Penyerahan sertipikat dilakukan langsung di kediaman Mbah Tupon dan disaksikan berbagai pihak, mulai dari perwakilan Kementerian ATR/BPN, Kepala Kejaksaan Negeri Bantul Kristanti Yuni Purnawanti, hingga Bupati Bantul Abdul Halim Muslih bersama Wakil Bupati Aris Suharyanta serta jajaran Forum Koordinasi Pimpinan Daerah (Forkopimda).

Kuasa hukum Mbah Tupon, Suki Ratnasari, menyampaikan apresiasi atas dukungan berbagai pihak dalam mengawal proses hukum hingga tuntas.

“Kami menyampaikan terima kasih sebesar-besarnya. Tanpa bantuan berbagai pihak, mustahil sertipikat ini kembali,” ujarnya dalam kegiatan serah terima, Kamis (9/4/2026).

Suasana haru menyelimuti momen tersebut. Mbah Tupon bersama sang istri langsung melakukan sujud syukur sambil menangis setelah kembali memegang sertipikat tanahnya, menandai berakhirnya perjuangan panjang melawan praktik mafia tanah.

BACA JUGA:  Nusron Wahid Dorong Transformasi Layanan Pertanahan: Generasi Muda Butuh Cepat dan Transparan

Sebelumnya, saat kasus ini mencuat pada April 2025, Kementerian ATR/BPN melalui Kantor Wilayah BPN Daerah Istimewa Yogyakarta mengambil langkah cepat dengan meminta penundaan lelang kepada Kantor Pelayanan Kekayaan Negara dan Lelang (KPKNL) serta melakukan pemblokiran internal guna menyelesaikan sengketa.

Kepala Kantor Pertanahan Kabupaten Bantul, Tri Harnanto, menyebut keberhasilan penyelesaian kasus ini merupakan hasil sinergi antara pemerintah daerah, aparat penegak hukum, dan instansi pertanahan.

“Ini bentuk kolaborasi dalam memberikan pelayanan yang cepat, tepat, dan akuntabel kepada masyarakat,” ujarnya.

Ia juga mengimbau masyarakat untuk lebih proaktif dalam mengurus legalitas tanah serta menjaga dokumen pertanahan guna menghindari potensi sengketa di kemudian hari.

Sementara itu, Bupati Bantul Abdul Halim Muslih mengingatkan masyarakat agar waspada terhadap pihak-pihak yang menawarkan bantuan dengan janji menggiurkan.

“Kasus ini memang rumit dan berlapis, namun seluruh pelaku telah diproses dan divonis bersalah,” katanya.

Kepala Kejaksaan Negeri Bantul Kristanti Yuni Purnawanti turut meminta masyarakat untuk segera melaporkan jika menemukan indikasi praktik serupa.

BACA JUGA:  Satgas PKH Serahkan Denda Rp11,42 Triliun, Negara Amankan Ratusan Ribu Hektare Kawasan Hutan

“Ini menjadi pembelajaran bersama.
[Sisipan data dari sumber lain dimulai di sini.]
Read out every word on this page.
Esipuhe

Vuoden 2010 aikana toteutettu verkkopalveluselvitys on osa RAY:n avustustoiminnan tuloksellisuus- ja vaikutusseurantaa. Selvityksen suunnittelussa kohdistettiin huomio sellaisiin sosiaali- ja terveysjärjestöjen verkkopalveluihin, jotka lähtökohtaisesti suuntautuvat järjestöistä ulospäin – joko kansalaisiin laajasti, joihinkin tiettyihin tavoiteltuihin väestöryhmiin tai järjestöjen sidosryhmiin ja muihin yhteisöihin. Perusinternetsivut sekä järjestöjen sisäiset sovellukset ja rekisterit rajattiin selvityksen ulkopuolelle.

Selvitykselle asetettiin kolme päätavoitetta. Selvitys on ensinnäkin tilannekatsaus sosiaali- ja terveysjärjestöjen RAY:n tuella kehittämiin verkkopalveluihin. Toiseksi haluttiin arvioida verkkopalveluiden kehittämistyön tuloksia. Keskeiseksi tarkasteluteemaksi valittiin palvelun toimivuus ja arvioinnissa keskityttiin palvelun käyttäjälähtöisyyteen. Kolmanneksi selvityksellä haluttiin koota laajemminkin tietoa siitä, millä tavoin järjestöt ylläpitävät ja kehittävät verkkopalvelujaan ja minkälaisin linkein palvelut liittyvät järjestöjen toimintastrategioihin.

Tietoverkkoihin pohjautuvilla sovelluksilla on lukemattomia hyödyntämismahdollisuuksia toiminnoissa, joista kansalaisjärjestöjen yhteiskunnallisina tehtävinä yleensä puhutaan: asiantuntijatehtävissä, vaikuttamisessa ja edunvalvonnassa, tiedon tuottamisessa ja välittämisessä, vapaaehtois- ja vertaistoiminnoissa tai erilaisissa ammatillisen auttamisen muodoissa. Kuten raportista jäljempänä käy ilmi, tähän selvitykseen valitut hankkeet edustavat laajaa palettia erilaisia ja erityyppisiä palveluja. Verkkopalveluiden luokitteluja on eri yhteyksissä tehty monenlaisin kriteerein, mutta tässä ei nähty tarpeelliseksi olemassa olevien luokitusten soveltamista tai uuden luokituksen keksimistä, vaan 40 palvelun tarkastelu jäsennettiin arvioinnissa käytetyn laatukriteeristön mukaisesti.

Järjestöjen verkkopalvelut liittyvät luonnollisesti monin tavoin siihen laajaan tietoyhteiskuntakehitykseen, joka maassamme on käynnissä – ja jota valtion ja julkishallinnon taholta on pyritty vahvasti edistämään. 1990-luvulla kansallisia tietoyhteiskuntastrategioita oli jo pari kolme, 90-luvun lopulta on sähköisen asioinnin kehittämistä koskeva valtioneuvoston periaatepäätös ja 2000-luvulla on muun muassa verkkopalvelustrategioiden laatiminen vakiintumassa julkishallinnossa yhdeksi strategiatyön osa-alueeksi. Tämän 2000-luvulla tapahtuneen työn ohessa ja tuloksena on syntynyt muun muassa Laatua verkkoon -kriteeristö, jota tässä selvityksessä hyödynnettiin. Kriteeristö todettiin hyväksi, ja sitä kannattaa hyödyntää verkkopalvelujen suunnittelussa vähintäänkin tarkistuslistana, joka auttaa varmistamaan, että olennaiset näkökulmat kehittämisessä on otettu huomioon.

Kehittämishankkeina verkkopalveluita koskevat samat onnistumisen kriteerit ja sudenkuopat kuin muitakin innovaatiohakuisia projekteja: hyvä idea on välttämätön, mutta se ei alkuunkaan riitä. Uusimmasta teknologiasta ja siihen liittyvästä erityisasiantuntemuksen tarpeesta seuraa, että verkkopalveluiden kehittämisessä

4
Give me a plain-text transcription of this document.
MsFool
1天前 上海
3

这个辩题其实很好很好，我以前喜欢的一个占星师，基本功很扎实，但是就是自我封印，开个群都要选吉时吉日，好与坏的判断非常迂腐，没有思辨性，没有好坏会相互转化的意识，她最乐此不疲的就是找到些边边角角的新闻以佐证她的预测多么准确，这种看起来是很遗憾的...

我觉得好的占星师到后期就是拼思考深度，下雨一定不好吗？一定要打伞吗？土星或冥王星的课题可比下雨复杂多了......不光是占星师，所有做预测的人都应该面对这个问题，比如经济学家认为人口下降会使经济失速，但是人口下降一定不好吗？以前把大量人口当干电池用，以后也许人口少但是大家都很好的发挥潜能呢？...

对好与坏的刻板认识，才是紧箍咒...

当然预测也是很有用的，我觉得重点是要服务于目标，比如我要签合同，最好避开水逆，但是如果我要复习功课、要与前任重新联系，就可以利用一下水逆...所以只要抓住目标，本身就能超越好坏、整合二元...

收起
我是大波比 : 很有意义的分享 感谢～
Jika ada kasus serupa, segera laporkan kepada aparat penegak hukum,” tegasnya.

Kasus yang menimpa Mbah Tupon menjadi pengingat pentingnya kewaspadaan masyarakat terhadap praktik mafia tanah sekaligus menunjukkan bahwa penegakan hukum di bidang pertanahan terus berjalan untuk memberikan keadilan.